- Israeli Prime Minister Benjamin Netanyahu says he doesn't want to rehash the Iran nuclear deal
- Netanyahu says he wants to cooperate with President Barack Obama to limit Iran's influence
"Now that it's done, let's look forward. Let's keep Iran's feet to the fire. Let's make sure that they keep all their obligations under the nuclear deal. That's the first thing," said Netanyahu on CNN's "Fareed Zakaria GPS" in an interview aired Sunday.
The Israeli leader made clear his intense opposition to the deal -- which he argued would endanger his country -- in a high-profile speech to Congress earlier this year. But lawmakers failed to block the deal's implementation after most Democrats backed President Barack Obama, who argued it would help avert war.
"I'll be the happiest person in the world if my concerns prove to be wrong. You know, the opposite could also happen, you know," Netanyahu told Zakaria."But I think the issue right now is -- it's a practical question. It's not an ideological question. It's not a political question. It's a practical question -- do they keep the agreement?"
Netanyahu said he wants to cooperate with the United States on other efforts to reduce Iran's influence.
He was in the United States for the United Nations meeting in New York City. Netanyahu said he met with Secretary of State John Kerry for what he said marks the start of "the day after" a "family" dispute over the Iran deal.
He said Israel's defense minister will travel in the coming weeks to Washington to meet with U.S. Defense Secretary Ash Carter. And he said he'll meet himself with Obama in November.
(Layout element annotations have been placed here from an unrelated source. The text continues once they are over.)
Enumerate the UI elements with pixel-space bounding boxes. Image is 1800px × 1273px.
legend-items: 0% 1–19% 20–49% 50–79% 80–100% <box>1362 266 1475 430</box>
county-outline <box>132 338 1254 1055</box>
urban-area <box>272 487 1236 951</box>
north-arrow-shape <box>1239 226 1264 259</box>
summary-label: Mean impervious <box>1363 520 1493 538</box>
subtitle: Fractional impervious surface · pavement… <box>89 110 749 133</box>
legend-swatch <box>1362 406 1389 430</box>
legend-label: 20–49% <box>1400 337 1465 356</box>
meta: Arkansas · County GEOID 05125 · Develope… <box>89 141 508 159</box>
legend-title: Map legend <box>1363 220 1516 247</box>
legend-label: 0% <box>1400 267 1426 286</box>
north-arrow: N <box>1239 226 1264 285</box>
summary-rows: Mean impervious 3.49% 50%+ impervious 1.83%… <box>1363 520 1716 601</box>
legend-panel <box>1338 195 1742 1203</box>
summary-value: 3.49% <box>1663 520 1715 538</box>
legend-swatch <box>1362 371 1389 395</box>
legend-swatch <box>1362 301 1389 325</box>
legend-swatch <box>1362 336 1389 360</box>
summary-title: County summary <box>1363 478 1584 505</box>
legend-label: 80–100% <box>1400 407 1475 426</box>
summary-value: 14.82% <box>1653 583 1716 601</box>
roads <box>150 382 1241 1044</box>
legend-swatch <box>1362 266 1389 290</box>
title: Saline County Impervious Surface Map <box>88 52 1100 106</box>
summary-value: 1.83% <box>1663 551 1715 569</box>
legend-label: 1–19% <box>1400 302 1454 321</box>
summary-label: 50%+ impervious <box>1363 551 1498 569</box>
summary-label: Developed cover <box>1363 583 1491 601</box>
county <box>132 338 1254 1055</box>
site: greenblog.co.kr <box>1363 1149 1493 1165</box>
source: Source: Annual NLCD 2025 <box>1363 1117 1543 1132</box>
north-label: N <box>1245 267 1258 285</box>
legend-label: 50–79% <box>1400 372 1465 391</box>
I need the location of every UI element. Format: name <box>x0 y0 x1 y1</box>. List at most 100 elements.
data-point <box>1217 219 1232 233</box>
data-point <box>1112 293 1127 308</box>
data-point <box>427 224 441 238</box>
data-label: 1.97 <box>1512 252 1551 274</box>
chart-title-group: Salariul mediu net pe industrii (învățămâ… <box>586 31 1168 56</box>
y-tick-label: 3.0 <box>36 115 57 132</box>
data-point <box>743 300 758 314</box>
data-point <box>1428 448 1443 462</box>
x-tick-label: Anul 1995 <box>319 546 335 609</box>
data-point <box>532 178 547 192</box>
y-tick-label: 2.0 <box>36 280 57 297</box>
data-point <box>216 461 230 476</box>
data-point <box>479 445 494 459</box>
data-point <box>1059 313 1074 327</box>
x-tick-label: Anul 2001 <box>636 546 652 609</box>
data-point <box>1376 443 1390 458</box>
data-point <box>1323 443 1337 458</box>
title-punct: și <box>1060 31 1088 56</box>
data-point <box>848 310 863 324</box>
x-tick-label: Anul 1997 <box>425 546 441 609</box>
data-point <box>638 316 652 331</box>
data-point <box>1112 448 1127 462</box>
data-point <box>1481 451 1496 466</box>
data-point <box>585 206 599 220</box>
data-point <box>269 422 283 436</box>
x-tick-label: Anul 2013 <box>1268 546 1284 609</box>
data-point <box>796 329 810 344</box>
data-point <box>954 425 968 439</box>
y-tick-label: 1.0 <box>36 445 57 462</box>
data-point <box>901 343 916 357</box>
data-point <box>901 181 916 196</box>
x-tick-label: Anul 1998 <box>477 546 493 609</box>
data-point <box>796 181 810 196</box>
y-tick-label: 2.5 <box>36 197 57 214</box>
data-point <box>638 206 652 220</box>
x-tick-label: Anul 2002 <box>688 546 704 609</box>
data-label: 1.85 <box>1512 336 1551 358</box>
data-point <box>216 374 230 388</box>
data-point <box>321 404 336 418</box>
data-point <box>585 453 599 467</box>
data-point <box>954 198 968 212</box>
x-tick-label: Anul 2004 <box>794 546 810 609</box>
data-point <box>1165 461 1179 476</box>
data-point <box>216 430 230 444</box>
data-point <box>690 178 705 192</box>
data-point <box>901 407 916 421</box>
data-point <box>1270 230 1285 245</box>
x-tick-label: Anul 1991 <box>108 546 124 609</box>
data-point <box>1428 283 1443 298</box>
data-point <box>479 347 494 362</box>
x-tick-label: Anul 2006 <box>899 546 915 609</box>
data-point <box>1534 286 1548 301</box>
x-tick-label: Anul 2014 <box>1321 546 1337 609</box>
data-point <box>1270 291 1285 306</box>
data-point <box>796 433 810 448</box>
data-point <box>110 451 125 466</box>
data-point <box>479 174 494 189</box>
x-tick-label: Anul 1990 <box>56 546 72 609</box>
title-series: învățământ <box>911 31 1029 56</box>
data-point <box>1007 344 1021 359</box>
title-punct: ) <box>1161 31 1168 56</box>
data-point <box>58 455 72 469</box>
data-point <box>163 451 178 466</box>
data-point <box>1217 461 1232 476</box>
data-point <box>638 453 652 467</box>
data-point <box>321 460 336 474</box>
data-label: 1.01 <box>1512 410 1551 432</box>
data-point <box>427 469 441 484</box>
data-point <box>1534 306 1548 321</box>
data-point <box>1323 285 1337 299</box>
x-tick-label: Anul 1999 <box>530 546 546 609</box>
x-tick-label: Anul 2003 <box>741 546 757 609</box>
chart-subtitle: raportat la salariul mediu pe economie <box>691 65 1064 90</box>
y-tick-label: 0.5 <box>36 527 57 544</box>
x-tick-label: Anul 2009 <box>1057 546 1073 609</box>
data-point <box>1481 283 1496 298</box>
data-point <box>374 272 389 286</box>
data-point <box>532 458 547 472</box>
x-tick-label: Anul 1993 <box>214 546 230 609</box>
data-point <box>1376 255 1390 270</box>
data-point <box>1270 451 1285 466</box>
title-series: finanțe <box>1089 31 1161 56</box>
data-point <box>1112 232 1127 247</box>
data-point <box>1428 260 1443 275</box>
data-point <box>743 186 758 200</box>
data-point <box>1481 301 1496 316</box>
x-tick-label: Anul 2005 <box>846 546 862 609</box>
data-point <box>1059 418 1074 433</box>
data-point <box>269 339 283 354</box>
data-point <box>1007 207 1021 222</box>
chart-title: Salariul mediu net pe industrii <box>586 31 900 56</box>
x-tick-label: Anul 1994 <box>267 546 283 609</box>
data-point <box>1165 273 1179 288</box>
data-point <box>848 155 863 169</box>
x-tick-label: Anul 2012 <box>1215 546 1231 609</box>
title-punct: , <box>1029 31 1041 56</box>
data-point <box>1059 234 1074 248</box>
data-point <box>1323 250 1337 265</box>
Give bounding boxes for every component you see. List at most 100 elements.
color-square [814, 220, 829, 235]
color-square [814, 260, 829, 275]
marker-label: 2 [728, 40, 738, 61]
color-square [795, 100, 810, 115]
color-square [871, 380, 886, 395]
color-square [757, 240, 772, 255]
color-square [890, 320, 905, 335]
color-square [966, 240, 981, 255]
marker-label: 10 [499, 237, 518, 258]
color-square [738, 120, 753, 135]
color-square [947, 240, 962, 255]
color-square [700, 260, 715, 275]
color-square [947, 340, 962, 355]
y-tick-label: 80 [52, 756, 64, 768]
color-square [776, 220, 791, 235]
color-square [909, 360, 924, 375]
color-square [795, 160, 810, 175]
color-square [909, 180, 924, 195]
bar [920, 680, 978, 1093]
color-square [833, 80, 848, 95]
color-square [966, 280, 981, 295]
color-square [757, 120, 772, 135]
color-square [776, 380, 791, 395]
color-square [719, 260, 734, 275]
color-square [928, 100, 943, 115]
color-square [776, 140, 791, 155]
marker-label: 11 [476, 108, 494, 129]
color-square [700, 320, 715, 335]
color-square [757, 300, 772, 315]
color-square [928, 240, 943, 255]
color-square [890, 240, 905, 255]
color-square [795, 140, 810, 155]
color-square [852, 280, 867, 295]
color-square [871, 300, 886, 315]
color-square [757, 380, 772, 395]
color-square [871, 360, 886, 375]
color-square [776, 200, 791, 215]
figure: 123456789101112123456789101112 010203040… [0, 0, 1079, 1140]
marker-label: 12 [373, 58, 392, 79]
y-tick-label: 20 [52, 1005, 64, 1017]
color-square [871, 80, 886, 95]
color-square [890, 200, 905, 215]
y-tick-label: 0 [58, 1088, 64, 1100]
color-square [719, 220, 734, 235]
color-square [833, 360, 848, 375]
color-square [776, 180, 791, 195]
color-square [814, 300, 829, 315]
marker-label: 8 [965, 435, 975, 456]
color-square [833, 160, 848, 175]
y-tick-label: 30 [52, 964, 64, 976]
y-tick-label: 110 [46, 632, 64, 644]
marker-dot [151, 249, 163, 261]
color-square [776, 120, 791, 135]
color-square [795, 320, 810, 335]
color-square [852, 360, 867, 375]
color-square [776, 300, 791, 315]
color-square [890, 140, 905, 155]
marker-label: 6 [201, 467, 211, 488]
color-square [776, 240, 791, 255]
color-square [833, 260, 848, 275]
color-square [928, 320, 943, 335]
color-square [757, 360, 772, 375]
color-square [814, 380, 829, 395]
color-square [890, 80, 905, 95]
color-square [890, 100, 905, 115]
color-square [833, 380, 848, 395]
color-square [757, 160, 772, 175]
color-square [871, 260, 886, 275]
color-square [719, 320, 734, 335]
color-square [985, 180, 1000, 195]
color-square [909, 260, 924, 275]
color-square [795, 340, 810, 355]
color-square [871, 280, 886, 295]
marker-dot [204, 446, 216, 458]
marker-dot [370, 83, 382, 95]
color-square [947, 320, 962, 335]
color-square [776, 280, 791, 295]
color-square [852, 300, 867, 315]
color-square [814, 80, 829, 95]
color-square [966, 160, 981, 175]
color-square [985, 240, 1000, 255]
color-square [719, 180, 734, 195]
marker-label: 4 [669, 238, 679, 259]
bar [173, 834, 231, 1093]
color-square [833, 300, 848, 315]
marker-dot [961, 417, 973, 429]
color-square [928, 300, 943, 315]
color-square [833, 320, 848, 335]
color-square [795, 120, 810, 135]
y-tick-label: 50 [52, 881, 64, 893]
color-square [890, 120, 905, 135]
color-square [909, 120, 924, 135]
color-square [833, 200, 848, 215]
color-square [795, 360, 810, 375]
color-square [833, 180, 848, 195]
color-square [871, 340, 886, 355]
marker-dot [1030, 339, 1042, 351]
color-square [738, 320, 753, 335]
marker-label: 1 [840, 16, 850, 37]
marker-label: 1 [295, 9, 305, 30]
"Let's block Iran's other aggression in the region, because they're doing everything. They're trying to encircle Israel with a noose of death," Netanyahu said. "They're sending weapons to the Houthis. They're in Iraq. They're in Afghanistan. They're all over the place. In Yemen, of course. Let's bolster those forces to stand up to Iran's aggression in the region, and none is stronger, none is more reliable than Israel."